By Mike Knee, Snell
Running a multi-channel TV broadcast installation brings new headaches when 3D is involved. Live monitoring of dozens of TV channels is difficult enough. Over the years several manufacturers have developed automated monitoring solutions covering a whole range of tasks of increasing complexity. With the advent of 3D, there is literally a new dimension of monitoring tasks, because we have to check not only the integrity of individual video signals but also the correct relationship between the left and right video signals in a stereo pair. In addition, manual monitoring of 3D is more difficult than 2D because the operator would need either to wear glasses or accept the limitations of autostereoscopic displays. For these reasons, there is a burgeoning interest and market in automatic monitoring of 3D television.
Overview of 3D Monitoring
Analysis and correction
One of the purposes of automatic analysis is to provide information to enable correction of any problems encountered. The techniques for correction are beyond the scope of this paper, though it is important to point out that correction of an upstream problem may be necessary before monitoring of further aspects can be carried out.
The correct use of metadata, for example to identify left and right channels or to signal how they are packed into a single container, can in theory remove the need for some analysis. However, metadata for 3D is not yet fully standardized, and even when it is there will still be cases of incorrect usage, so there will always be a place for techniques that avoid the requirement for metadata. Of course, the results of measurements performed at any point in the processing chain may in their turn be passed on downstream as metadata.
The first task when faced with a single video signal carrying a stereoscopic pair is to identify the format by which the two channels are packed into one container. For some formats this is an easy task, but there are some problems when the granularity of the packing is finer.
Matching left and right images
Having unpacked the signal into left and right channels, the next task is to check whether the two channels are correctly matched, particularly as regards timing, grey scale and colour balance. Grey scale and colour balance can be aligned using histogramming techniques. Relative timing can be measured using fingerprinting techniques similar to those used for lip-sync measurement. It is important to note that a timing mismatch will not only be detrimental to the 3D viewing experience but will also have an adverse effect on downstream analysis, particularly of 3D depth. Relative timing is thus a good example of the need to correct a problem before further analysis can reliably be performed.
Depth or disparity analysis
A more algorithmically challenging analysis task is to measure the 3D depth across the picture, which is directly related, via screen size and resolution, to disparity or relative displacement between the left and right representations of objects in the scene. Horizontal disparity that is outside a certain range, as well as undue vertical disparity, are known to cause significant problems of eye strain for some viewers. Disparity analysis is also important for checking the overall relative geometric alignment of the two images.
Higher level analysis
Finally, we shall look at two examples of detection tasks which require a higher level of analysis. The first is deceptively simple to state: can we tell whether the left and right channels have been inadvertently swapped? The second is: can we tell whether the 3D pair has come from a simple 2D to 3D converter? Ultimately, 3D analysis can extend to detecting or measuring any process that has been carried out on 3D signals, either with a view to improving, modifying or reversing the process, or simply in order to report or record what has been done.

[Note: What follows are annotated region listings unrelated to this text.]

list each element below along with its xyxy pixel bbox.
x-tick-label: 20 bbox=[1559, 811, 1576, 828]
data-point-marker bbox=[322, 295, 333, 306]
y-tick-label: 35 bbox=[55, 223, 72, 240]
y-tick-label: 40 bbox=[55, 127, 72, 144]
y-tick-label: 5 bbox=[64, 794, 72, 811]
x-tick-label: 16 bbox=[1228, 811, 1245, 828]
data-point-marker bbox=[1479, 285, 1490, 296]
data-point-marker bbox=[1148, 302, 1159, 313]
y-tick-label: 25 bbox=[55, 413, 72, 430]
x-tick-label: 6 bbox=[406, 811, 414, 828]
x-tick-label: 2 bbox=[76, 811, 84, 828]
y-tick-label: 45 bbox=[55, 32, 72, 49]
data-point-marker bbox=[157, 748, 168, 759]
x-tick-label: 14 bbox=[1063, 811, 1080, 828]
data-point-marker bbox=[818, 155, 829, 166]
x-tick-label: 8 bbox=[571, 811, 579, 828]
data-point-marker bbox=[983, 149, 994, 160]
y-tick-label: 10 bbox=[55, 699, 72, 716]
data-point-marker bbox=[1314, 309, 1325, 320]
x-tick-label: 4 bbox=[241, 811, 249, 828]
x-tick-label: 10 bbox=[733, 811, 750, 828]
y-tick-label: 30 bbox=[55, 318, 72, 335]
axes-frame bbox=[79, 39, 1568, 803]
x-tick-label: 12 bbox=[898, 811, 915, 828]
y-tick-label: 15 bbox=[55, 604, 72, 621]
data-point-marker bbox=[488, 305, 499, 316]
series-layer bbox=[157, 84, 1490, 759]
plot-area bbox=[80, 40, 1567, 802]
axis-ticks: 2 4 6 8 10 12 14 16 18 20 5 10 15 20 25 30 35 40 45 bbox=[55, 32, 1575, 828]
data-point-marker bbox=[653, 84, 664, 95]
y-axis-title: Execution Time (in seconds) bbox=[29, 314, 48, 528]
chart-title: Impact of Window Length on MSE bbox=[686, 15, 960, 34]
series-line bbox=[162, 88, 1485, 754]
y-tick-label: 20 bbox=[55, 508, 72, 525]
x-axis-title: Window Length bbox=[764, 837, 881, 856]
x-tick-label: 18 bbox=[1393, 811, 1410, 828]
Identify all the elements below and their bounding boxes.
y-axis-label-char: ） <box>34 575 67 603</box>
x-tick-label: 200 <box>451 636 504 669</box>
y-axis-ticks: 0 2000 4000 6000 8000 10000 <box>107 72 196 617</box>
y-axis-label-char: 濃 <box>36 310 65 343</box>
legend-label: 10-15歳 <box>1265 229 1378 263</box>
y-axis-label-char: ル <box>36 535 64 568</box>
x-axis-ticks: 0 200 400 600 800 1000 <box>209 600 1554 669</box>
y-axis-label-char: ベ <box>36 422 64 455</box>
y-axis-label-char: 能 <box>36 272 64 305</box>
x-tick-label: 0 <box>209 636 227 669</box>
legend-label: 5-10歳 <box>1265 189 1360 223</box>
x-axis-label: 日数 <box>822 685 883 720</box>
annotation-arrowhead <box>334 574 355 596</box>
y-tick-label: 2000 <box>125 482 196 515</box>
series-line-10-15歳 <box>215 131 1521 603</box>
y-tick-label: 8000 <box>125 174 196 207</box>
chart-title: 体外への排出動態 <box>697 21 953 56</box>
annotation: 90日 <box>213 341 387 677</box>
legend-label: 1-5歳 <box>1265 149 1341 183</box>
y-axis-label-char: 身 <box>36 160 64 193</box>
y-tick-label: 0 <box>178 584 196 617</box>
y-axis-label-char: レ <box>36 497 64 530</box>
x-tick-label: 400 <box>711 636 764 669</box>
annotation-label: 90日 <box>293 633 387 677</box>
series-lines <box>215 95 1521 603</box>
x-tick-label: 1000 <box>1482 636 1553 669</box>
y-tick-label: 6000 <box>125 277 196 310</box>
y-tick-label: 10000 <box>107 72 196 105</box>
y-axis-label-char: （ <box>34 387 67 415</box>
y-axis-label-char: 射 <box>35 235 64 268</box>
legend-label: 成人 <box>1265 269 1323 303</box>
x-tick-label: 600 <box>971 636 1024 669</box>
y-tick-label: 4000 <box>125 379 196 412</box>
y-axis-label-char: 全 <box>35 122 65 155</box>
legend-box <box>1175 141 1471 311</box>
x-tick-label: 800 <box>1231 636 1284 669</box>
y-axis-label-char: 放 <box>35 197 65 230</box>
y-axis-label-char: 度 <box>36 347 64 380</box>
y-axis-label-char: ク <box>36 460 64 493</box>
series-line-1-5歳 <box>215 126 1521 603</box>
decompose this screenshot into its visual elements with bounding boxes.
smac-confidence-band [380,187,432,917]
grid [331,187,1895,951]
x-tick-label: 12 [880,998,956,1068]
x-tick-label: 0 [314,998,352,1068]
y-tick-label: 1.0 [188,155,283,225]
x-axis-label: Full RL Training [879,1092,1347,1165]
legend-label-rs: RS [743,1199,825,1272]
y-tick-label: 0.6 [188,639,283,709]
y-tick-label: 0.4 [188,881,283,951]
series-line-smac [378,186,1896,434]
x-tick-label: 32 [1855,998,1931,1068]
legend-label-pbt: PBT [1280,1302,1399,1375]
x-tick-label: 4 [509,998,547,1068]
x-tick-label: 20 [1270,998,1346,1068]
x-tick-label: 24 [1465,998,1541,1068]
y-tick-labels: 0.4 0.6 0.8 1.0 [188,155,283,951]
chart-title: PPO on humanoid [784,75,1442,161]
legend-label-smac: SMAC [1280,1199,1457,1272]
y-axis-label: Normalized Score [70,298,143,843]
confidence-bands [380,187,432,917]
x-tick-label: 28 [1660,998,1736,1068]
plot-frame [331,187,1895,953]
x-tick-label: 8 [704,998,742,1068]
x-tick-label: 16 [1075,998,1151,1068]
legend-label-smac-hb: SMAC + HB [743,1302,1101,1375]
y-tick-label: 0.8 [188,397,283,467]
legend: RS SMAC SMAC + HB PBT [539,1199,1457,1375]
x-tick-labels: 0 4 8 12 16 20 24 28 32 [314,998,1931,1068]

There are many ways in which left and right signals may be packed into a single video channel. These include left-right or top-bottom juxtaposition (with or without reflection of one of the channels), line interleaved, column interleaved, checkerboard and frame interleaved formats. For the purposes of automatic detection, these formats may be classified into two groups. Left/right and top/bottom formats are “loose packed” because the two pictures are physically quite separate. The remaining formats are “close packed” because corresponding left and right channel pixels are close together in space or time.
Loose packed formats are quite easy to detect. One way is to carry out a trial unpacking with an assumed format and then detect whether the two resulting images are sufficiently similar to be a stereoscopic pair. And if the two images turn out to be identical, we may conclude that a 2D image is being transported in a 3D container; this is a simple case of disparity estimation in which we look for zero disparity across the image. Figure 1 shows the left-right differences for a small area of a picture when each of four possible trial formats is used to unpack each of four possible actual formats. Where the correct format has been used, the left-right difference contains only edge information arising from disparity.
We can summarise the detection of loose-packed formats by saying that we exploit the relative similarity of the left and right images when compared with unrelated, distant parts of the picture.
Close packed formats present more of a problem because the packed image looks increasingly like a single 2D image as the amount of 3D content in the scene decreases. So simply carrying out trial unpackings will often give a positive result, even if the wrong format is being tried. If there is significant 3D content, the detection becomes easier because a picture wrongly unpacked will look increasingly less like a pair of plausible images. The left half of Figure 2 shows a small part of the left image for some different combinations of packing and unpacking formats, and the right half shows the combined energy of horizontal and vertical high pass filtered versions of those outputs. The energy is clearly significantly lower when the correct unpacking format has been used.
We can summarise the detection of these close-packed formats by saying that we exploit the relative difference of the left and right images when compared with adjacent pixels or lines.
Temporal interleaving presents further difficulties because there is a higher chance that motion can be confused with left-right disparity. This could be overcome using motion compensated high-pass filtering, though care would have to be taken to use information from a single channel (albeit subsampled) for the purposes of motion estimation.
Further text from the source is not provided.